The William and Mary Law School honored one of its own on Veterans Day with the naming of the Lewis B. Puller, Jr. Veterans Benefit Clinic. Puller ’67 J.D. ’74, a U.S. Marine, was severely wounded by a booby-trapped Howitzer round during the Vietnam War.
Puller survived the trauma to return to Williamsburg and receive his law degree. He went on to write the Pulitzer Prize-winning novel “Fortunate Son” before passing away in 1994.
The Veterans Benefit Clinic was established in 2009 to offer legal advice to veterans hoping to obtain benefits from the Department of Veterans’ Affairs and Department of Defense.
The ceremony included remarks from U.S. Sen. Mark Warner (D-Va.), Va. State Sen. Toddy Puller and Law School Dean Davison Douglas.

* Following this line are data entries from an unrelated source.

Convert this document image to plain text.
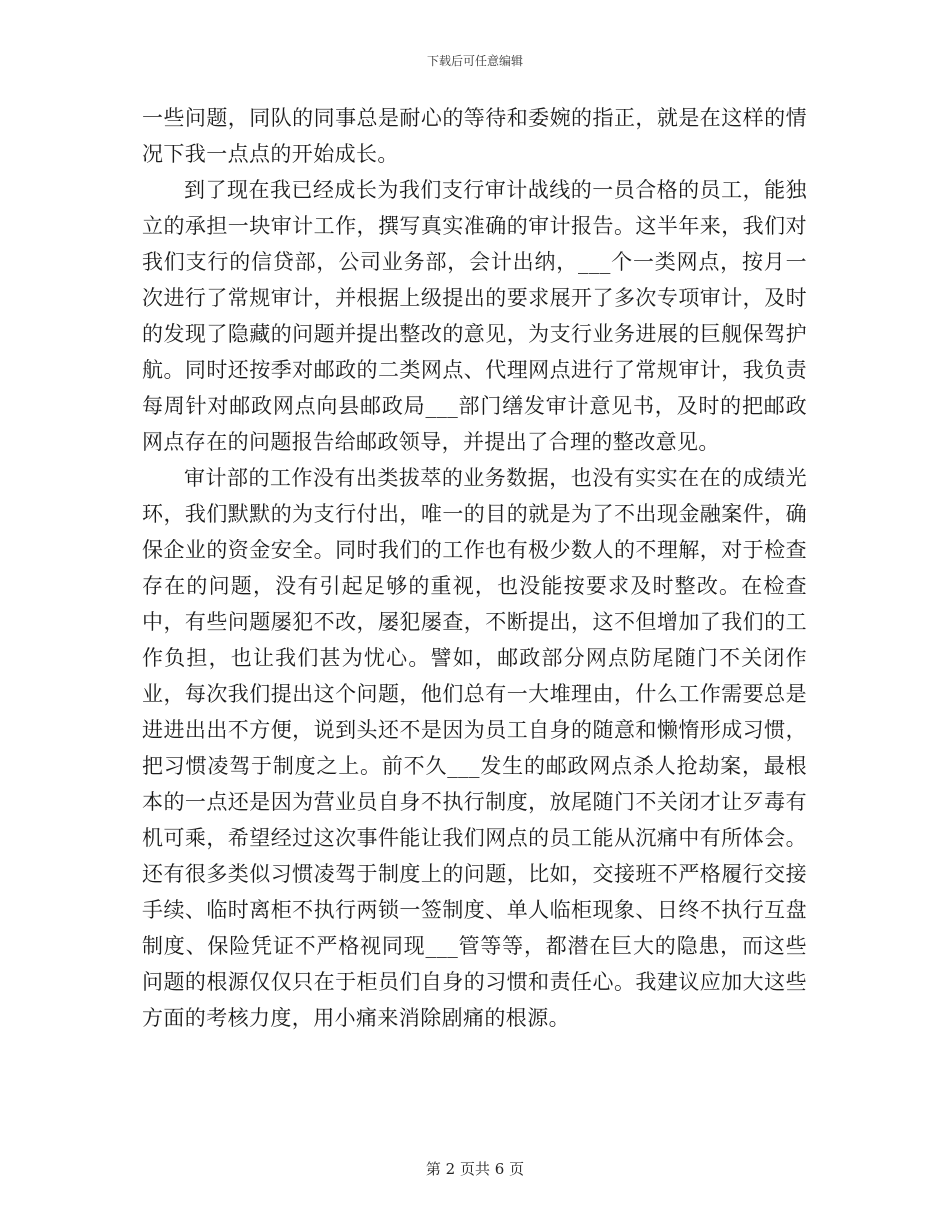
下载后可任意编辑

一些问题，同队的同事总是耐心的等待和委婉的指正，就是在这样的情况下我一点点的开始成长。

到了现在我已经成长为我们支行审计战线的一员合格的员工，能独立的承担一块审计工作，撰写真实准确的审计报告。这半年来，我们对我们支行的信贷部，公司业务部，会计出纳，___个一类网点，按月一次进行了常规审计，并根据上级提出的要求展开了多次专项审计，及时的发现了隐藏的问题并提出整改的意见，为支行业务进展的巨舰保驾护航。同时还按季对邮政的二类网点、代理网点进行了常规审计，我负责每周针对邮政网点向县邮政局___部门缮发审计意见书，及时的把邮政网点存在的问题报告给邮政领导，并提出了合理的整改意见。

审计部的工作没有出类拔萃的业务数据，也没有实实在在的成绩光环，我们默默的为支行付出，唯一的目的就是为了不出现金融案件，确保企业的资金安全。同时我们的工作也有极少数人的不理解，对于检查存在的问题，没有引起足够的重视，也没能按要求及时整改。在检查中，有些问题屡犯不改，屡犯屡查，不断提出，这不但增加了我们的工作负担，也让我们甚为忧心。譬如，邮政部分网点防尾随门不关闭作业，每次我们提出这个问题，他们总有一大堆理由，什么工作需要总是进进出出不方便，说到头还不是因为员工自身的随意和懒惰形成习惯，把习惯凌驾于制度之上。前不久___发生的邮政网点杀人抢劫案，最根本的一点还是因为营业员自身不执行制度，放尾随门不关闭才让歹毒有机可乘，希望经过这次事件能让我们网点的员工能从沉痛中有所体会。还有很多类似习惯凌驾于制度上的问题，比如，交接班不严格履行交接手续、临时离柜不执行两锁一签制度、单人临柜现象、日终不执行互盘制度、保险凭证不严格视同现___管等等，都潜在巨大的隐患，而这些问题的根源仅仅只在于柜员们自身的习惯和责任心。我建议应加大这些方面的考核力度，用小痛来消除剧痛的根源。

第 2 页共 6 页
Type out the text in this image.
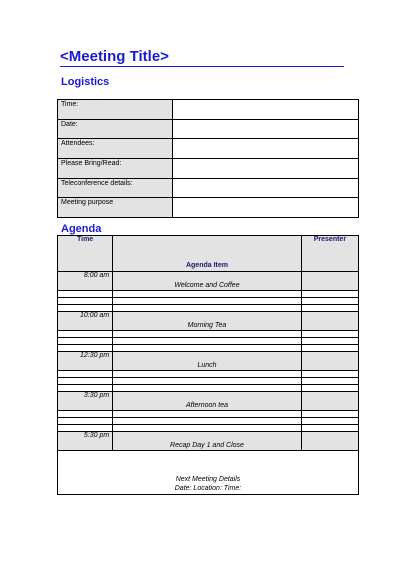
<Meeting Title>
Logistics
Time:	
Date:	
Attendees:	
Please Bring/Read:	
Teleconference details:	
Meeting purpose	
Agenda
Time	Agenda Item	Presenter
8:00 am	Welcome and Coffee	

10:00 am	Morning Tea	

12:30 pm	Lunch	

3:30 pm	Afternoon tea	

5:30 pm	Recap Day 1 and Close	

Next Meeting Details
Date: Location: Time:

Warner, a close friend of the Puller family, expressed admiration for Puller and his gratitude toward all veterans.
“[He] had a unique character, wit, energy and a willingness to face enormous challenges created by his wounds head on,” Warner said. “The notion [that] a veteran on his or her own can navigate through this unduly process just isn’t always the case, so I would like to commend the law school for taking on this process.”
Warner mentioned the nearly two million veterans that have returned from both Iraq and Afghanistan — many with untold stresses — as possible future beneficiaries of the clinic.
“As a senator, you get [invitations to] a lot of places to go on Veterans Day,” he said. “I could not imagine a place I would rather be … You are naming a clinic after a real American hero.”
The clinic is the first in the United States to address both the psychological and legal difficulties faced by wounded veterans. The law school has partnered with Virginia Commonwealth University’s Center for Psychological Services and Development to conduct research. Attorneys Stacey-Rae Simcox and Mark Matthews manage the project.
Toddy Puller, Lewis Puller’s wife, followed Warner to accept the dedication. Toddy has served in the Virginia General Assembly since 1991 in both the House of Delegates and the State Senate. She expressed gratitude to the law school for its focus on veterans.
“We owe [veterans] so much,” Toddy said. “They have given so much, they don’t ask for anything and they go over and fight for us and preserve our health and our safety here at home.”
Puller told of her husband’s injury in Vietnam and how he would have appreciated the Veterans Benefit Clinic.
After graduating from law school, Lewis Puller worked on President Gerald Ford’s Clemency Board and as a service director for Paralyzed Veterans of America. From 1978 until his death, he was a member of the Department of Defense’s Office of the General Council.
Lewis Puller returned to Vietnam in 1993, and with the help of journalist and veteran Terry Anderson — as well as actress Kieu Chinh — elected to build schools for Vietnamese children.
Currently, over 58,000 children are taught in 41 schools nation-wide, including the Lewis B. Puller, Jr. School in the capital of the Quang Tri Province.
The ceremony included the remarks of current law students who served in Iraq and Afghanistan, as well as a closing toast from classmate Col. Anthony Tokarz J.D. ’74.